Last week’s test was part of INDYCAR’s evaluation of the new aeroscreen that will be on all cars beginning in 2020. Arrow McLaren Racing SP is a Chevrolet team. Honda team Dale Coyne Racing with Vasser and Sullivan also participated in the test with four-time Champ Car Series champion Sebastien Bourdais as the driver.

This was the only test that Arrow McLaren Racing SP will conduct in 2019. Testing time is severely limited De Ferran said it won’t be back on track until the 2020 regulations take effect.

Arrow McLaren Racing SP has already experienced some controversy after the team said several weeks ago that popular driver James Hinchcliffe would not be driving for the team. He remains on the payroll and is expected to be at the track in a public relations capacity.

That has angered many IndyCar fans who are huge fans of the popular Canadian driver.

“I have nothing more to add to this than what was said at the time,” De Ferran told NBC Sports.com. “As far as I’m concerned, it’s head-down. We have to go racing. We are on a journey here together with this partnership and two young drivers that are very accomplished and have a lot of talent. Our job is to deliver the results on the track.

“That is where my focus is. I’m completely focused on improving every aspect of everything that we do trackside.

“One thing I guarantee you, whatever we start, to have that focus to improve everything that we do we will continue to move forward. It was like that when I was driving, and it was like that throughout my professional career away from the cockpit. We will keep looking for opportunities to improve.

“Eventually, good things will happen.”

It was just Day One on the track, but after seeing this team struggle at last year’s Indianapolis 500, McLaren took its first step in returning as a full-time NTT IndyCar Series team.

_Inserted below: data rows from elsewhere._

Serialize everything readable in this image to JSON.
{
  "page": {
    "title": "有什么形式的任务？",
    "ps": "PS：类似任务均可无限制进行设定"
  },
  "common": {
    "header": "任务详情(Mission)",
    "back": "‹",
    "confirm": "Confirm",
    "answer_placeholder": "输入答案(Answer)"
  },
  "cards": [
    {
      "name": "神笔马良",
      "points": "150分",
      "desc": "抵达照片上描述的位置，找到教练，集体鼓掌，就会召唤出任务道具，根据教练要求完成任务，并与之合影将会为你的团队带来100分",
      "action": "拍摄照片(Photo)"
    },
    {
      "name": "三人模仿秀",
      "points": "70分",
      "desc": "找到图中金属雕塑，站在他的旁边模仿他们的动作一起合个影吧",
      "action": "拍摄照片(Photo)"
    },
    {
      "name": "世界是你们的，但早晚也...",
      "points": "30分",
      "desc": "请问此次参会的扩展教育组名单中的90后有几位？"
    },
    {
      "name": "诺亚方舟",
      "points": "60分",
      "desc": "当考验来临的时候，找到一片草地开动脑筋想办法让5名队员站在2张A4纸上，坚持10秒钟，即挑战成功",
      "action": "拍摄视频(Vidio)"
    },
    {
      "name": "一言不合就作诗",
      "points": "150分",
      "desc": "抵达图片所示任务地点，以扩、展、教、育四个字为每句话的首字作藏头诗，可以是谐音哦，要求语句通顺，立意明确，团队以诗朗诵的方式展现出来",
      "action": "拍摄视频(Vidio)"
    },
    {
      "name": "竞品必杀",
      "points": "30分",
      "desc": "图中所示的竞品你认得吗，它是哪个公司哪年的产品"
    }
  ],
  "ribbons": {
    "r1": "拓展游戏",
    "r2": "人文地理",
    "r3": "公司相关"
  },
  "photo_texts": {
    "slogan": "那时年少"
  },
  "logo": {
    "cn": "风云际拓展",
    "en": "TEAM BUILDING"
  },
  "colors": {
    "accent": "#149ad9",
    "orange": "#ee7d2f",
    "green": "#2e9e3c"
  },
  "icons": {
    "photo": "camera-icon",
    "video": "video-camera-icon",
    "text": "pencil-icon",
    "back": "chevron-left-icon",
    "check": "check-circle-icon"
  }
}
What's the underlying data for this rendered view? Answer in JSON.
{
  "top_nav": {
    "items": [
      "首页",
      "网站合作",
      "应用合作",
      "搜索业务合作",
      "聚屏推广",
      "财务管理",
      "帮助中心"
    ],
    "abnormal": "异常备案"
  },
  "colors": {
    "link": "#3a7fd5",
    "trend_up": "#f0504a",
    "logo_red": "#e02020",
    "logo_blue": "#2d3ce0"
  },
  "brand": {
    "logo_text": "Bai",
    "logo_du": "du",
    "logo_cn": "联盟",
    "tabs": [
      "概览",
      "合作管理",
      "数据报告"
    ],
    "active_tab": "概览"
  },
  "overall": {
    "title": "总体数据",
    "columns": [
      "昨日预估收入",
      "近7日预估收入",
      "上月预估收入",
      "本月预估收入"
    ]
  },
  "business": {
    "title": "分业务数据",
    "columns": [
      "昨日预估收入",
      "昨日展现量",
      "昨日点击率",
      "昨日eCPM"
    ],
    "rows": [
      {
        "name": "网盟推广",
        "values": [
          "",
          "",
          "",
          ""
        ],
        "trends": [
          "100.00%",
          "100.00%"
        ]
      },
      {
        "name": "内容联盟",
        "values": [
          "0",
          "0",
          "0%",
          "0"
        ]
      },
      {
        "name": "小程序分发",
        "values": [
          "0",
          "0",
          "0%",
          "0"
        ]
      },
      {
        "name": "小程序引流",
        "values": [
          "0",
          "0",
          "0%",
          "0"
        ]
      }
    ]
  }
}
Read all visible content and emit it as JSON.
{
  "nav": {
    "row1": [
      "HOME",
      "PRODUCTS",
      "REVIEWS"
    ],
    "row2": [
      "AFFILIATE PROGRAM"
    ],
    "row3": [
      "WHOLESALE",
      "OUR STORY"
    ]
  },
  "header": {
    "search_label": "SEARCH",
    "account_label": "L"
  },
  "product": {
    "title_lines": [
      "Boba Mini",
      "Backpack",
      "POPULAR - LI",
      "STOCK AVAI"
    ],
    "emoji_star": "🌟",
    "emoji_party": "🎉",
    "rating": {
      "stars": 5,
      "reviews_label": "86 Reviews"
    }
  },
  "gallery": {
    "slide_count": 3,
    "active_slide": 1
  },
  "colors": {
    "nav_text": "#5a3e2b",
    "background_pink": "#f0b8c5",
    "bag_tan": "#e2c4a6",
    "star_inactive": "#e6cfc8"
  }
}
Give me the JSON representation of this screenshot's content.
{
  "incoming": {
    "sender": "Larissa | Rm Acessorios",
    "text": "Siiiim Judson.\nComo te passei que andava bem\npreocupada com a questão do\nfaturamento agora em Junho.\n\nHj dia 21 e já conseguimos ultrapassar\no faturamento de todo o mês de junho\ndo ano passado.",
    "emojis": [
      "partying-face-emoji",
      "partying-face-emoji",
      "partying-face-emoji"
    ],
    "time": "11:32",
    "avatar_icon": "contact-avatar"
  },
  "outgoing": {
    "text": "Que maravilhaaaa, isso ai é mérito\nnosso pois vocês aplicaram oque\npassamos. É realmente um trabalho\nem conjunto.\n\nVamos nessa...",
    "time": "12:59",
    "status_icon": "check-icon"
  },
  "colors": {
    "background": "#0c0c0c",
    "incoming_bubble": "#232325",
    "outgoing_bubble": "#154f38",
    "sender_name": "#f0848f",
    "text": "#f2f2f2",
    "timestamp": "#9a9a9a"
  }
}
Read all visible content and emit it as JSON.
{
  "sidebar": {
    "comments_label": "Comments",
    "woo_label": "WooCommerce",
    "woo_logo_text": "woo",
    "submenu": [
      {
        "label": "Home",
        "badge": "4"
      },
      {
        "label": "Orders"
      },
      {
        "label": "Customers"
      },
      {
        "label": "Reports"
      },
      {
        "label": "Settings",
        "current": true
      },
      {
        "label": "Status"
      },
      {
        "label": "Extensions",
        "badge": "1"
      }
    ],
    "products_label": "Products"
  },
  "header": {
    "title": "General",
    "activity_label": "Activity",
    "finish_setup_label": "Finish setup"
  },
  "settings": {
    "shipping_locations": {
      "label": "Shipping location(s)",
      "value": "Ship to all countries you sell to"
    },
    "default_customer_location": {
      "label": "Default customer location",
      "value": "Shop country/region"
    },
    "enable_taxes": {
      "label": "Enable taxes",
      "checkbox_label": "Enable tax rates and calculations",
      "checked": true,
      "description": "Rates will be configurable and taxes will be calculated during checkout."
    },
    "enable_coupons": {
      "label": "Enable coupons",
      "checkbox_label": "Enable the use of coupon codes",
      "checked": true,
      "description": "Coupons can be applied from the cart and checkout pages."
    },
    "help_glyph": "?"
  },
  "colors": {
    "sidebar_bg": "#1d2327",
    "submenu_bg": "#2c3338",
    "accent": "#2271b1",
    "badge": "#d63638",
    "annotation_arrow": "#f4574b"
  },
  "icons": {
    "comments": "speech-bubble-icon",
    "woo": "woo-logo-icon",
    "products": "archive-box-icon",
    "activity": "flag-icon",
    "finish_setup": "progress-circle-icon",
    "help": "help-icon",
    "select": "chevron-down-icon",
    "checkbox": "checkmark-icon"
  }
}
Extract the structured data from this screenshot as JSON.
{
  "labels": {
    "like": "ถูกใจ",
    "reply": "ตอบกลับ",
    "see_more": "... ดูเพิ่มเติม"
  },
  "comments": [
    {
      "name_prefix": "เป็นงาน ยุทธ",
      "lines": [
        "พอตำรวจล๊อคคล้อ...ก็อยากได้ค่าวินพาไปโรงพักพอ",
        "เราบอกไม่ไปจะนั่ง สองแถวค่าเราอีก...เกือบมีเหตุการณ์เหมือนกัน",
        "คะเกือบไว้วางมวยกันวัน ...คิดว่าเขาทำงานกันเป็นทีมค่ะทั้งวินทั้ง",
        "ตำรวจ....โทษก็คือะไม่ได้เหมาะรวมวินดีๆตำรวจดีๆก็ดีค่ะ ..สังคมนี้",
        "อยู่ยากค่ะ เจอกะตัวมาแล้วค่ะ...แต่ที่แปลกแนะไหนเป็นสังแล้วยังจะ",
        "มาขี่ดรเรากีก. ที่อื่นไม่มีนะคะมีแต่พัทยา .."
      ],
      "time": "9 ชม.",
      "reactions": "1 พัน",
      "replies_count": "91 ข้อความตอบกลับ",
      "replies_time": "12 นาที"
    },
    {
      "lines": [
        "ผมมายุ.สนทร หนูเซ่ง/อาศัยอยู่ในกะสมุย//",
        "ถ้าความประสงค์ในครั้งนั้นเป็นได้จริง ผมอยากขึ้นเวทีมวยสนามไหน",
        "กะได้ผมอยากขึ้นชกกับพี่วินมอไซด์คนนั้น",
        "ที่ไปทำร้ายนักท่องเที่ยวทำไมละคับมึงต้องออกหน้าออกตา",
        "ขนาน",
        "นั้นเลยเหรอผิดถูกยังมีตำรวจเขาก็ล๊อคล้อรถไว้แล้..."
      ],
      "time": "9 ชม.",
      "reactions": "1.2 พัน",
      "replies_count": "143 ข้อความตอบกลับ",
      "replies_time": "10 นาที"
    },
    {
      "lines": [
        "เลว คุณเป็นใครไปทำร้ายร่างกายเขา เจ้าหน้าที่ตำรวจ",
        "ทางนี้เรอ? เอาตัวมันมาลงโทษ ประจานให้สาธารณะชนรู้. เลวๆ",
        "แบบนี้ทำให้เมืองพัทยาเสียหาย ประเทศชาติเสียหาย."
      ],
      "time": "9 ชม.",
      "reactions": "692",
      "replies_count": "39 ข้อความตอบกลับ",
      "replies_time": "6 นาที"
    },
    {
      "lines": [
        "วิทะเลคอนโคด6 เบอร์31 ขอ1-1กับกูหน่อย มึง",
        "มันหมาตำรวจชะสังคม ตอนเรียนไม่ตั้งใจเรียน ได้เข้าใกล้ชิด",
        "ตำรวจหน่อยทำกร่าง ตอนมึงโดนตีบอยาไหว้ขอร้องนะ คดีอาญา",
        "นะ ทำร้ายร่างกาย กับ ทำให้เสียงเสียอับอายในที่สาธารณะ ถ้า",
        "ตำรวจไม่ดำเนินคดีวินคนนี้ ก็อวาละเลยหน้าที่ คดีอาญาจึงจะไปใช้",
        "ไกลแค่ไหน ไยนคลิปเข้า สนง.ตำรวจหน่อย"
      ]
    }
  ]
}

“This is the beginning of a journey that we embarked on several months ago now and you do a lot in the background,” De Ferran said. “The guys from SPM and us have put a lot into this partnership. Behind the scenes, we have been working hard together.

“We’re all racers, man. We want to see cars on track. This has been like a little check off the box and it feels good that we were on track.

“We have a long journey ahead, but it’s good to be working together, at the race track, how the car is handling, the engine is working and how the drivers do.

“First day on the track for Arrow McLaren Racing SP. It’s a good day.”